Every game has its mistakes. Looking back, the deluge coming in from The Reach tipped the earlier model for a smaller, active player base administered by a relatively small cohesive staff past the breaking point. The influx in such a short time prevented many of those new players from setting down roots in the same way other PCs did in weeks or months before. Not everyone found RfK's model worked for them, sure. A good many did, and Shava went out of her way to link up similar characters or invest them with inroads. Older PCs helped me settle into the game, and the friendly atmosphere never really broke down but it did become hard to know other players/characters when the +who list jumped exponentially in a short time. That's common on multisphere games. On a single sphere game that underlined community, it marked a definite sea change. It makes me a little wistful for when times were manageable, though the influx brought some truly memorable and great players. So there's that.
How could two to five people give the same personal levels of attention for fifty-five people in short order that they had for thirty, many who trickled in week by week instead of a bulge that never stopped? It's no wonder beatsheets were taking so long to process. Pretty sure staff was burning out through real life commitments and trying to juggle a much more voracious demand on them. NPC interactions and scenes dwindled as staff turned more of their attention to balancing the many requests being put in. Don't know we can point the finger at any one source of activity overwhelming the rest. Investigations definitely ranked high as well as the usual complicated rules questions for blood sorcery rituals. Legwork could turn over pretty fast. XP spends were processed very quickly with a minimum of additional hoops, something that changed my personal opinion of automated spends.

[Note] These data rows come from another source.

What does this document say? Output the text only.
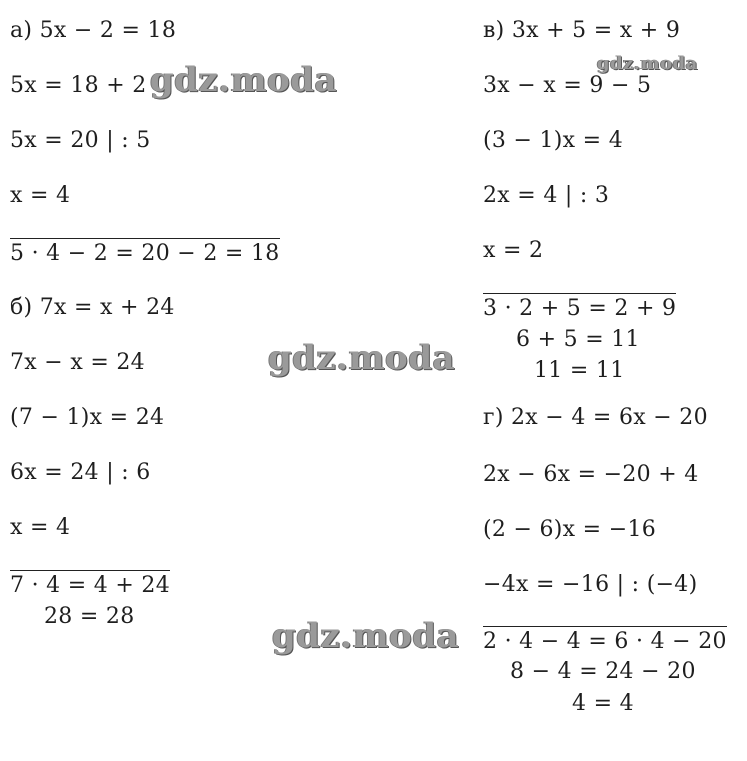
а) 5x − 2 = 18
5x = 18 + 2
5x = 20 | : 5
x = 4
5 · 4 − 2 = 20 − 2 = 18
б) 7x = x + 24
7x − x = 24
(7 − 1)x = 24
6x = 24 | : 6
x = 4
7 · 4 = 4 + 24
28 = 28
в) 3x + 5 = x + 9
3x − x = 9 − 5
(3 − 1)x = 4
2x = 4 | : 3
x = 2
3 · 2 + 5 = 2 + 9
6 + 5 = 11
11 = 11
г) 2x − 4 = 6x − 20
2x − 6x = −20 + 4
(2 − 6)x = −16
−4x = −16 | : (−4)
2 · 4 − 4 = 6 · 4 − 20
8 − 4 = 24 − 20
4 = 4
gdz.moda	gdz.moda
gdz.moda
gdz.moda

RfK's crisis (and its overall downtime) system seemed to eat up more time than intended with several expansions between 1.0 and the intended 3.0 release. Much as I loved the OSS system, the extra layers of complication didn't do staff favours. Not with the playerbase size they had. Further tweaks to streamline may have made it workable, but it was still a very elaborate bit of work to learn. It wasn't everyone's cup of tea. If you learned and mastered it, you could have an incredible time and add new dimensions to RP. For vampires, it gave incentive to really RP with ghouls and mortals.
Dedicated territory/influence admins helped reduce the overhead somewhat. These admins still had to refer questions back to Shavalyoth and other staff for complicated questions, and there was commentary towards the end that big plots lacked sufficient notes to sustain.